Analysts on average expect the company to post a 53.8% year-over-year rise in fiscal third quarter earnings per share, on revenue of $54.8 billion, according to LSEG.
Analysts have also been getting more bullish about the company's future performance, with expectations for the company's fiscal 2027 revenue rising 15% since late May to about $285 billion currently, according to LSEG data.
"The assumptions that the market is making are positive, it's getting priced into the stock, and how the company guides will be very important," said Melissa Otto, head of research at S&P Global Visible Alpha.

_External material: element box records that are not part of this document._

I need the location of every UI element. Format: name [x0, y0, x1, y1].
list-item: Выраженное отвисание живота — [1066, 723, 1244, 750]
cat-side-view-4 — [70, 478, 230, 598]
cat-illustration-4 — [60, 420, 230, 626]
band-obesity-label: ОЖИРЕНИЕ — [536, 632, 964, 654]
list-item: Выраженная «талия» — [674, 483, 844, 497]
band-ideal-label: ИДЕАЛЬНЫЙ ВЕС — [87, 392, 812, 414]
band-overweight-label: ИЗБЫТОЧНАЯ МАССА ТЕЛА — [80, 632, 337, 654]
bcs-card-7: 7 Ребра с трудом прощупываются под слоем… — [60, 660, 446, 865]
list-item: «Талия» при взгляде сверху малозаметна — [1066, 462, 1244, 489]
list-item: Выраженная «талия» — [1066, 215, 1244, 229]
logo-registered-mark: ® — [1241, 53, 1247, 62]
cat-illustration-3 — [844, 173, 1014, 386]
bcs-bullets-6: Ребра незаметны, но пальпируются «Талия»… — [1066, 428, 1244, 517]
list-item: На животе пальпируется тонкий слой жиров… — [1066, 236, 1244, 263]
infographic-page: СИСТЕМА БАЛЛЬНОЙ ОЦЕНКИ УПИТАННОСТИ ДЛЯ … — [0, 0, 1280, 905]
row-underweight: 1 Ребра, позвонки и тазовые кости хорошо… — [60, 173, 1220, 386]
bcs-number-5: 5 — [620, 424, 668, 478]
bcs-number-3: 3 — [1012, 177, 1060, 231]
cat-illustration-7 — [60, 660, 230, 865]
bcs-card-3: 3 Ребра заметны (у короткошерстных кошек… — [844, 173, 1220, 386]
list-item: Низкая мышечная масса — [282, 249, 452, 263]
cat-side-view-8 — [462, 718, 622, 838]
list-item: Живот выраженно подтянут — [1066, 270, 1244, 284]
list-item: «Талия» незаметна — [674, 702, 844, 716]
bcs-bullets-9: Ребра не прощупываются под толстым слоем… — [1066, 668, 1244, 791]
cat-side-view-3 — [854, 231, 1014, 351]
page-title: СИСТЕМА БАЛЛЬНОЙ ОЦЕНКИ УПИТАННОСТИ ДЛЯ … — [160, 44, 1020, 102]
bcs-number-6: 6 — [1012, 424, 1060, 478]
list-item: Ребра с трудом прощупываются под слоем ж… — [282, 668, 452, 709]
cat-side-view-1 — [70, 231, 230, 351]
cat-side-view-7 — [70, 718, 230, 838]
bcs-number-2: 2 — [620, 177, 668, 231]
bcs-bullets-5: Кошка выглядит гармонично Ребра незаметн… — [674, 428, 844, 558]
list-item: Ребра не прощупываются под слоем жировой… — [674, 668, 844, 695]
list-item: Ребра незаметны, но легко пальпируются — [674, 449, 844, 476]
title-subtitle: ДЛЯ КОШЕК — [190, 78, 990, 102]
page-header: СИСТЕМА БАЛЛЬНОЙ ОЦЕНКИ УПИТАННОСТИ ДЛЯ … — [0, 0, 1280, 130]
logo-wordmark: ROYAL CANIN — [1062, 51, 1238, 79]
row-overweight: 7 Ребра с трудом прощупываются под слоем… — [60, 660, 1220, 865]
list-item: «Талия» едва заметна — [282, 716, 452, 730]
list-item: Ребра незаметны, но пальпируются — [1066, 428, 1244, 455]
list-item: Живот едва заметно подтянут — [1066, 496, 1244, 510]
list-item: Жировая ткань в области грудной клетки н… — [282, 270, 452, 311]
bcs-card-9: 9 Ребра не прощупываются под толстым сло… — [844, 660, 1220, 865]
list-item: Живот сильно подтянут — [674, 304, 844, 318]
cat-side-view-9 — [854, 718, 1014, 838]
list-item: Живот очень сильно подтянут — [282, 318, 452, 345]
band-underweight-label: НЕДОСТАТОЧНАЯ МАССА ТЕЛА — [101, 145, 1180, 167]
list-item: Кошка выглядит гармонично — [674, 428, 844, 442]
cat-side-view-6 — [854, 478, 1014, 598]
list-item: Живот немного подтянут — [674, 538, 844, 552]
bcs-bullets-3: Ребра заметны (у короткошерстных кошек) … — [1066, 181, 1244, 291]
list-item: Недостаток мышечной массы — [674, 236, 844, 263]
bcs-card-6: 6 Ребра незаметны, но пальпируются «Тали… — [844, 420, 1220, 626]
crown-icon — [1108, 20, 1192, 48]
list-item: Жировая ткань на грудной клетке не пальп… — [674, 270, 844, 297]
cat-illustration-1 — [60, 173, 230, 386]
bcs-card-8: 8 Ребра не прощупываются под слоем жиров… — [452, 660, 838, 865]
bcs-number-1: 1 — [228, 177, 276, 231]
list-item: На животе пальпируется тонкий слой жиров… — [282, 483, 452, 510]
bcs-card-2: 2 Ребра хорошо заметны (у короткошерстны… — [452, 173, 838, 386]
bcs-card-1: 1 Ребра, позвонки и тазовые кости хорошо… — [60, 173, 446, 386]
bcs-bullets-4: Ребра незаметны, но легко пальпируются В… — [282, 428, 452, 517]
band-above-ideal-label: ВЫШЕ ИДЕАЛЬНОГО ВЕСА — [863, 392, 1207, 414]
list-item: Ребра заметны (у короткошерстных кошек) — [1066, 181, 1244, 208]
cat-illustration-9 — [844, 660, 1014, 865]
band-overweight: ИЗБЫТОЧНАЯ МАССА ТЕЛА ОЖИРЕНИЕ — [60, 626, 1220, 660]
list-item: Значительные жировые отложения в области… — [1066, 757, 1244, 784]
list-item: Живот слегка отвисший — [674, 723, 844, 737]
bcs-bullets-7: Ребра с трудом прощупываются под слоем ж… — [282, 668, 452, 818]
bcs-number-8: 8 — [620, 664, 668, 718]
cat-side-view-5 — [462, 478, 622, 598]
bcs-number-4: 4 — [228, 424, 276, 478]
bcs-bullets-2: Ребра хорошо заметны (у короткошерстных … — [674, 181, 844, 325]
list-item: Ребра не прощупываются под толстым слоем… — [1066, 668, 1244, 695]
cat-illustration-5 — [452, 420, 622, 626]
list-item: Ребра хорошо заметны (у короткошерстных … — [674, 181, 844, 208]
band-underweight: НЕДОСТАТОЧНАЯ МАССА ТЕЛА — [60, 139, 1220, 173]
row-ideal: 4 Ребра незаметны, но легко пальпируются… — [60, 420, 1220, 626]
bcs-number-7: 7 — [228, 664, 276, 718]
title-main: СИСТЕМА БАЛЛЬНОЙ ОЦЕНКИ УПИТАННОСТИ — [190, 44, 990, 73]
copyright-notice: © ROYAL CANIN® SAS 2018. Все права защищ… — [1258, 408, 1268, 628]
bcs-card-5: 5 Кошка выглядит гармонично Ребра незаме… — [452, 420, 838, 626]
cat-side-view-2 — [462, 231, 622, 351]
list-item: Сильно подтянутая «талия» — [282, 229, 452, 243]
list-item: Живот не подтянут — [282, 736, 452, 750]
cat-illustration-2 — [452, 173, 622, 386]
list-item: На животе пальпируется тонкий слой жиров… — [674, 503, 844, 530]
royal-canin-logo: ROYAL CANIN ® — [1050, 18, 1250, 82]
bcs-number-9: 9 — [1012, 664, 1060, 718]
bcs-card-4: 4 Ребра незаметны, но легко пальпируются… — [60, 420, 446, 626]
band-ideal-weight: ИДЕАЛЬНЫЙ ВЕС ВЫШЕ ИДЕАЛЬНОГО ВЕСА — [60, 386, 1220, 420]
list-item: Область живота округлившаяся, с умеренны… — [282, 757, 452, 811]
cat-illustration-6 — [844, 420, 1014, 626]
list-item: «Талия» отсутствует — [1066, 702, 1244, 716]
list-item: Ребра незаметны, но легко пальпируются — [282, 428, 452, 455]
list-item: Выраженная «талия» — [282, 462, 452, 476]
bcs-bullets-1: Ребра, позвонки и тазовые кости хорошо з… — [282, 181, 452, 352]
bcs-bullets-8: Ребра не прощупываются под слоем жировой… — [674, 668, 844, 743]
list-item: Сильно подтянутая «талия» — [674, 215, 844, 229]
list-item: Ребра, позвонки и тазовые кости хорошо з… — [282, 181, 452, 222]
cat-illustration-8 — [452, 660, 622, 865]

Investors will also focus on commentary from Nvidia related to demand or spending trends. Capital expenditures from hyperscalers such as Microsoft and Amazon earlier in the reporting season indicated no signs of slowing in the build-out of data centers and other AI infrastructure.
"You're not supposed to have any weakness given all the capital spending commitments from various companies," said Jimmy Chang, chief investment officer of Rockefeller Global Family Office. "Demand should still be looking pretty solid in the current environment."
Nvidia's report is one of the biggest remaining market catalysts in 2025. The S&P 500 is logging a roughly 15% year-to-date gain, but Wall Street is wary of concerns stocks are in an "AI bubble."
Investors appear to be bringing more scrutiny to AI investment announcements, said James Ragan, co-CIO and director of investment management research at D.A. Davidson.
"We're moving into a stage where investors are going to demand a little bit more proof of concept in terms of what are the returns, what are the cash flows," Ragan said.
Aside from Nvidia's results, quarterly earnings from retailers are due in the coming week including from Walmart and Home Depot. There could also be a batch of economic data releases that were delayed during the shutdown.
While the S&P 500 tech sector has struggled so far this month, other sectors are logging solid gains in that time, including healthcare, materials and financials.
"There's a realization that for investors, maybe that AI is not the only game in town," Ragan said.